Choose “NFS Share – Quick” and click next.

I’m a fan of the default folder setup that is suggested in the wizard (the “Shares” folder under the root of the disk) so I’ll choose the drive letter of our new simple Storage Space and click next.

We’ll enter a descriptive name for our new share. I’ll use NFS.
Remember the “Remote path to share” for the ESXi datastore connection later on.

ESXi does not support authenticated NFS connections, so we’ll choose “No Server Authentication”.

Since NFS uses IP addresses for filtering, we add the IP Address to the share permissions.
Important settings:
Language Encoding = BIG5
Share Permissions = Read/Write
Allow root access = Yes

Check if System has full control of the files in the share. (The root access will be remapped to the local System account)

That’s all! You’ll be able to map the NFS share in the “Add Storage” wizard by using the server IP Address/DNS name and the “Remote path to share” we saw earlier.

The PowerShell Way

Since we’re using Server 2012, the steps above can be executed through PowerShell.

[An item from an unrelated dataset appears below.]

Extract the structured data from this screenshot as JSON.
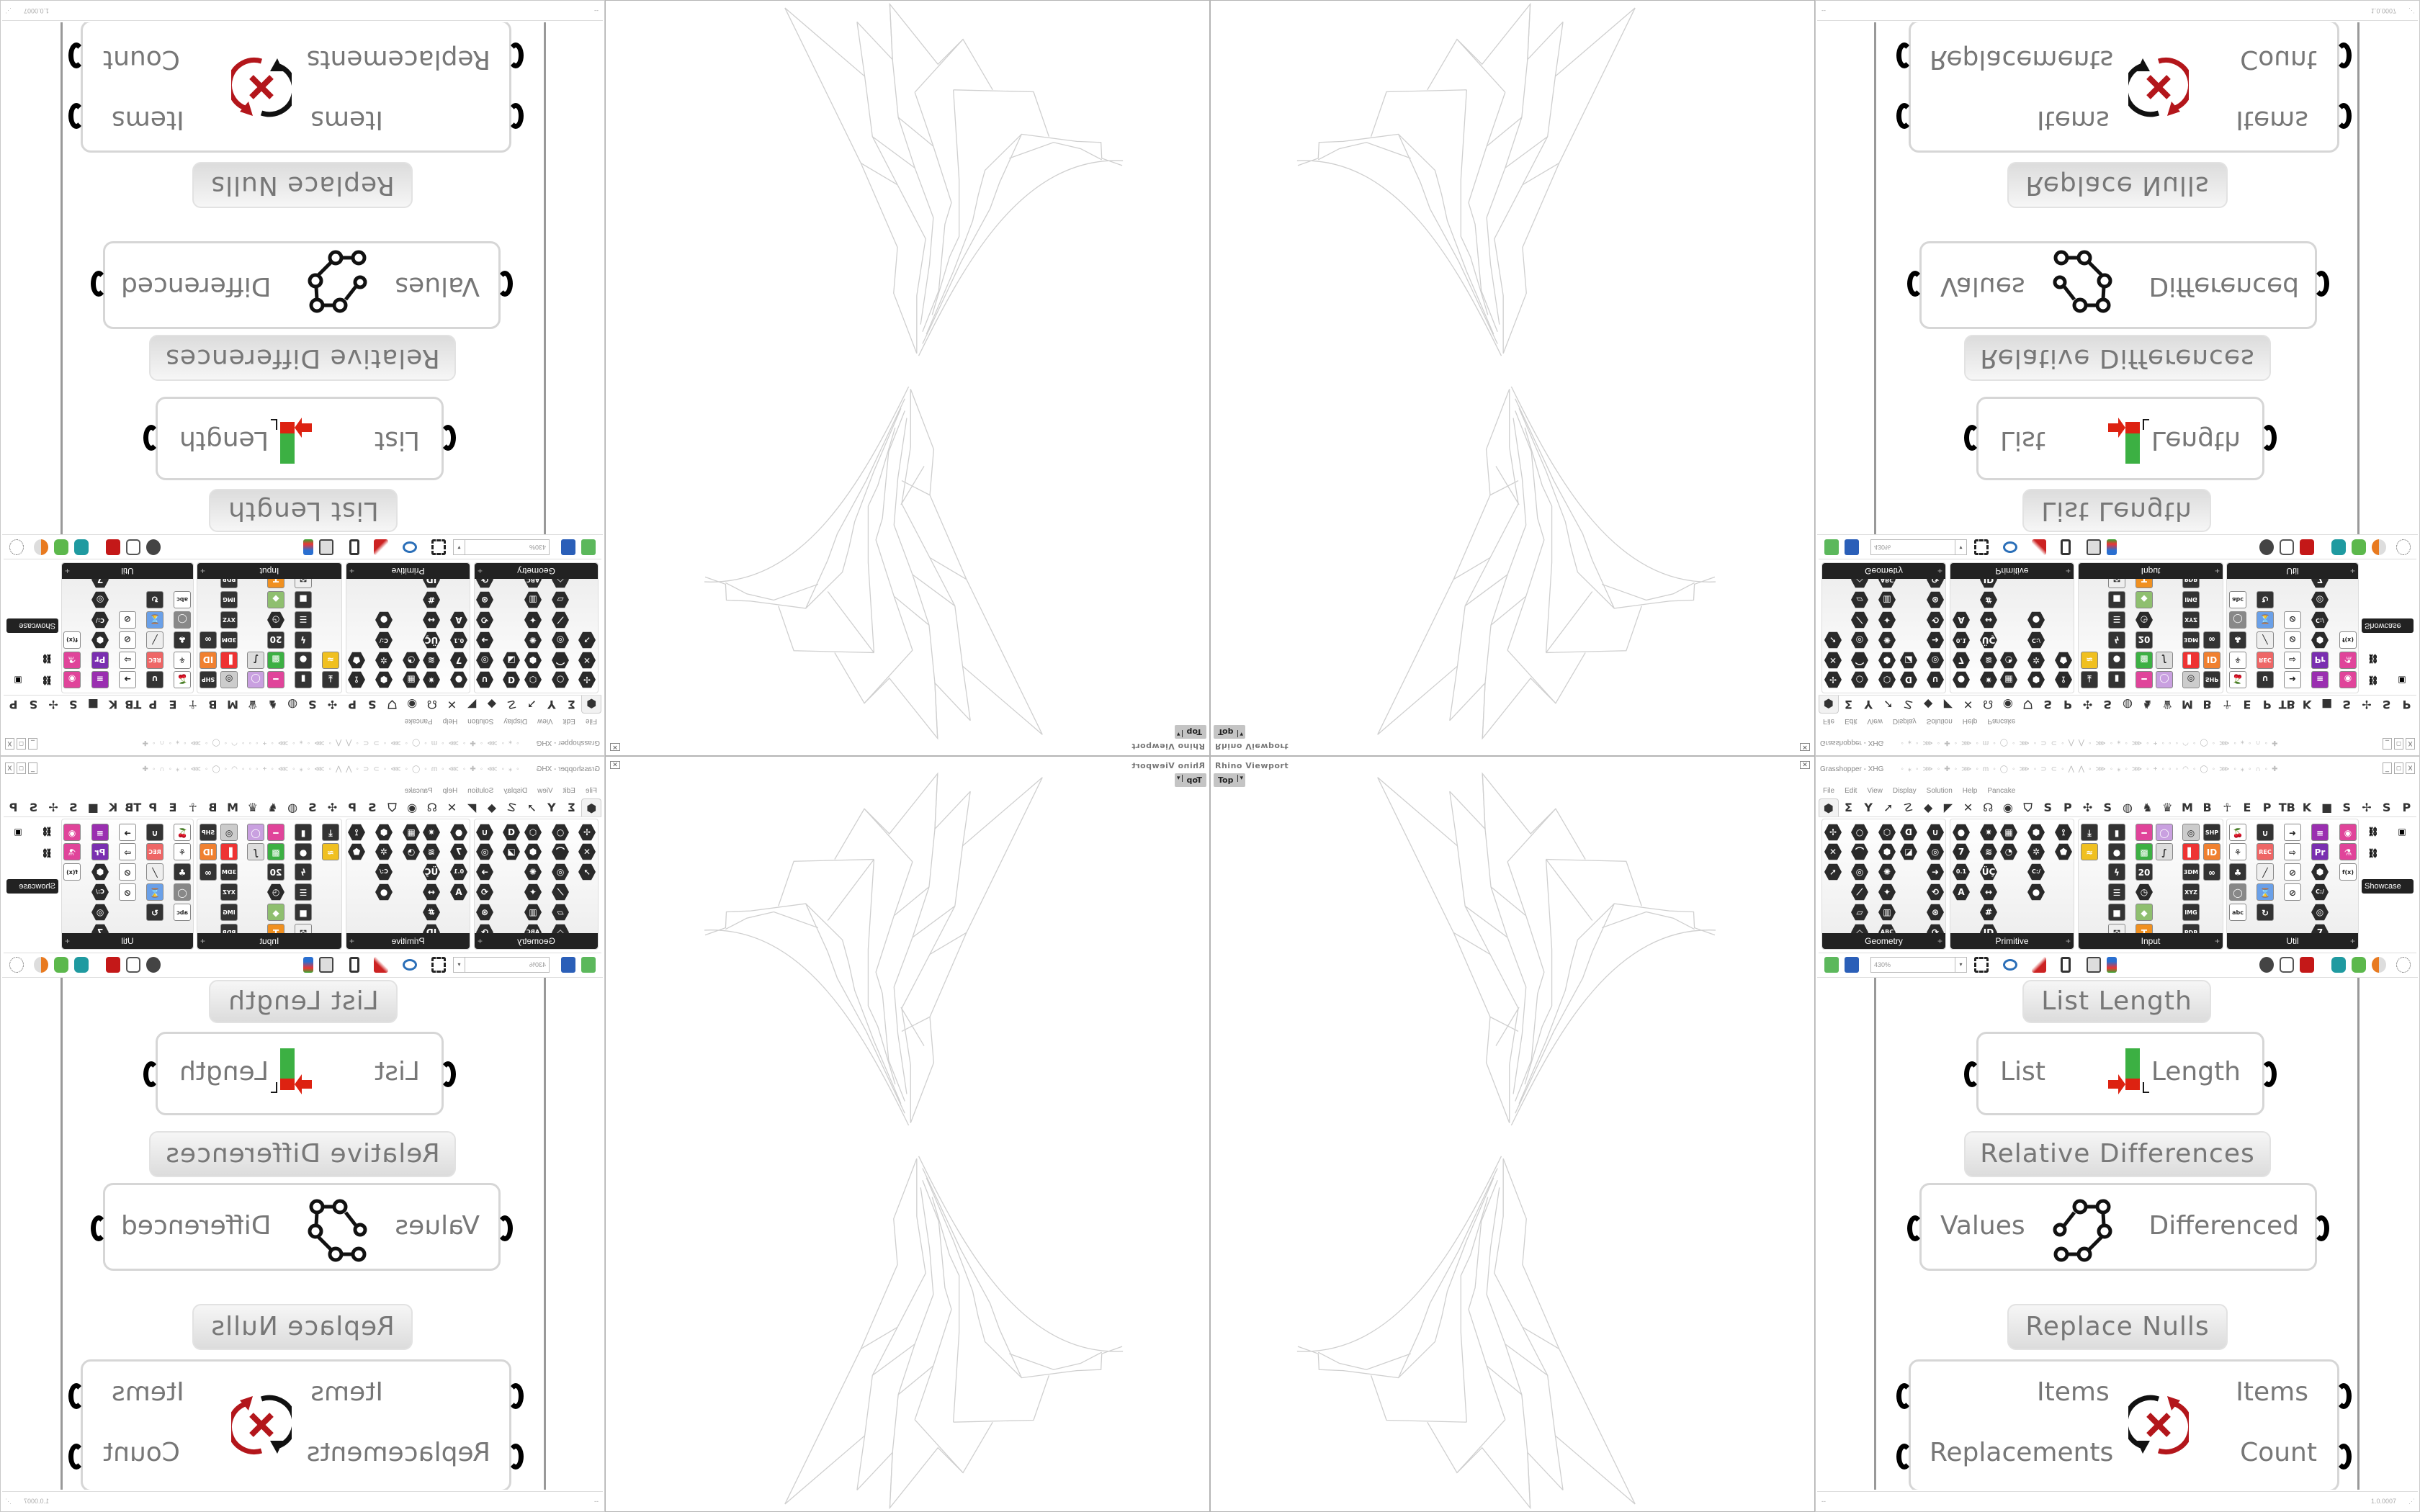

We make a new Storage Pool named “SPool1” out of all the available disks.

New-StoragePool -FriendlyName SPool1
-PhysicalDisk (Get-PhysicalDisk –IsPooled $false)

Next, we carve a virtual disk out of the Storage Pool.
New-VirtualDisk -FriendlyName vDisk1 -StoragePoolFriendlyName SPool1
-ProvisioningType Thin -ResiliencySettingName Simple -Size 250GB

As with every new disk, we should initialize it before partitioning.
Initialize-Disk -VirtualDisk (Get-VirtualDisk vDisk1)

Let’s give our new disk a partition. Find the right drive number by using the following cmdlet.
Get-VirtualDisk vDisk1 | Get-Disk | Format-List -property number

Fill in the drive number in the following cmdlet to create a new partition, volume, set it to NTFS formatting and assign a drive letter to the new volume.
New-Partition -DiskNumber [EnterYourDriveNumberHere] -UseMaximumSize
-AssignDriveLetter | Format-Volume -NewFileSystemLabel "Striped"
-FileSystem NTFS

After these steps, the virtual disk with NTFS formatting is ready to be used.
In order to present the storage to the ESXi server. We have to install the “Server for NFS” service.
Install-WindowsFeature FS-NFS-Services

This service comes with a full set of PowerShell cmdlets so there’s no need to grab your mouse.
We start by making the NFS share. Enter your own path to the folder that you wish to share.
New-NfsShare -Name NFS -Path [DriveLetterFolder]

Since ESXi does not support NFSv4, there’s no need for Kerberos authentication on the share.
Set-NfsShare -Name NFS -Authentication sys

By default, all IP addresses are blocked. Let’s add the ESXi server by IP address.
Set LanguageEncoding to BIG5 or you won’t be able to browse the datastore!
Grant-NfsSharePermission -Name NFS -ClientName [EnterIPAddress]
-Permission "READWRITE" -ClientType host -LanguageEncoding BIG5
-AllowRootAccess $true

Of course you could pipe the three commands to deliver the same result in one line.


In the past, enabling a Windows box to host NFS Expert was cumbersome, since the user name mapping feature couldn’t be easily enabled. In Windows Server 2012, this has changed to our benefit, making it very easy to create NFS Exports available to VMware ESXi.